The B.C. government has released its findings from an investigation into compliance and recovering costs from those responsible for causing wildfires.
According to the B.C. government, the investigation found that the Wildfire Act has a well-defined and consistent process, but there is some room for improvement.
Some of those issues came from the way the act is written.
Officials said the recommendations are as follows:
- Improve the process to determine compensation for mature and immature trees on public land that are damaged or destroyed by a wildfire.
- Allow decision-makers to order fines for some, none or all fire-control costs and value of damage to public resources when more than one person is at fault.
- Expand the availability of defences to those who did not contravene the Wildfire Act, but are still found responsible for causing or contributing to a wildfire.
- Exempt forest licensees from having to pay fire-control costs when fire-hazard reduction work accidentally leads to a wildfire.
The last recommendation stems from a B.C. Supreme Court decision that found a forest company was liable for the costs of a wildfire that came from a burning debris pile.
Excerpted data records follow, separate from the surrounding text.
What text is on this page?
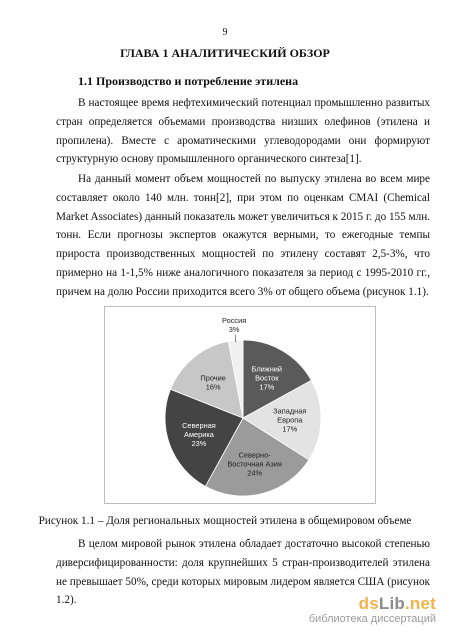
9
ГЛАВА 1 АНАЛИТИЧЕСКИЙ ОБЗОР
1.1 Производство и потребление этилена

В настоящее время нефтехимический потенциал промышленно развитых стран определяется объемами производства низших олефинов (этилена и пропилена). Вместе с ароматическими углеводородами они формируют структурную основу промышленного органического синтеза[1].

На данный момент объем мощностей по выпуску этилена во всем мире составляет около 140 млн. тонн[2], при этом по оценкам CMAI (Chemical Market Associates) данный показатель может увеличиться к 2015 г. до 155 млн. тонн. Если прогнозы экспертов окажутся верными, то ежегодные темпы прироста производственных мощностей по этилену составят 2,5-3%, что примерно на 1-1,5% ниже аналогичного показателя за период с 1995-2010 гг., причем на долю России приходится всего 3% от общего объема (рисунок 1.1).

Ближний Восток 17%
Западная Европа 17%
Северно-Восточная Азия 24%
Северная Америка 23%
Прочие 16%
Россия 3%
Рисунок 1.1 – Доля региональных мощностей этилена в общемировом объеме

В целом мировой рынок этилена обладает достаточно высокой степенью диверсифицированности: доля крупнейших 5 стран-производителей этилена не превышает 50%, среди которых мировым лидером является США (рисунок 1.2).	dsLib.net
библиотека диссертаций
“The board is concerned that forest licensees may be discouraged from reducing the fuel hazards left behind after harvesting if they are liable for the costs, should an accidental wildfire occur,” said B.C. Government officials.
Approximately half of all wildfires across the province hare human-caused, and the government said it has spent about $2.7 billion on wildfire suppression in the past decade.
Some of that cost can be recovered, however, as the province can penalize people or companies that spark a fire or violate the Wildfire Act.
If someone is found responsible, the province can issue fines, recover costs or go through other remediation.
Provincial officials note that work to address some of the issues is already underway.
“The board found that few determinations included an order for the recovery of damages to public resources like timber, forest land and grassland,” said provincial government staff. “Government has recently established policies to consistently assess those damages in future determinations. Government has also taken steps to notify people under investigation earlier in the process, which should help them better prepare to address the allegations made against them.”
“Government has a responsibility to help the public understand that they could be liable for the costs of extinguishing a wildfire they cause or contribute to and that these costs can be in the hundreds of thousands of dollars,” said Rick Monchak a Forest Practices Board member. “More public awareness of the high price of risky or irresponsible behaviour may help reduce the number of human-caused fires.”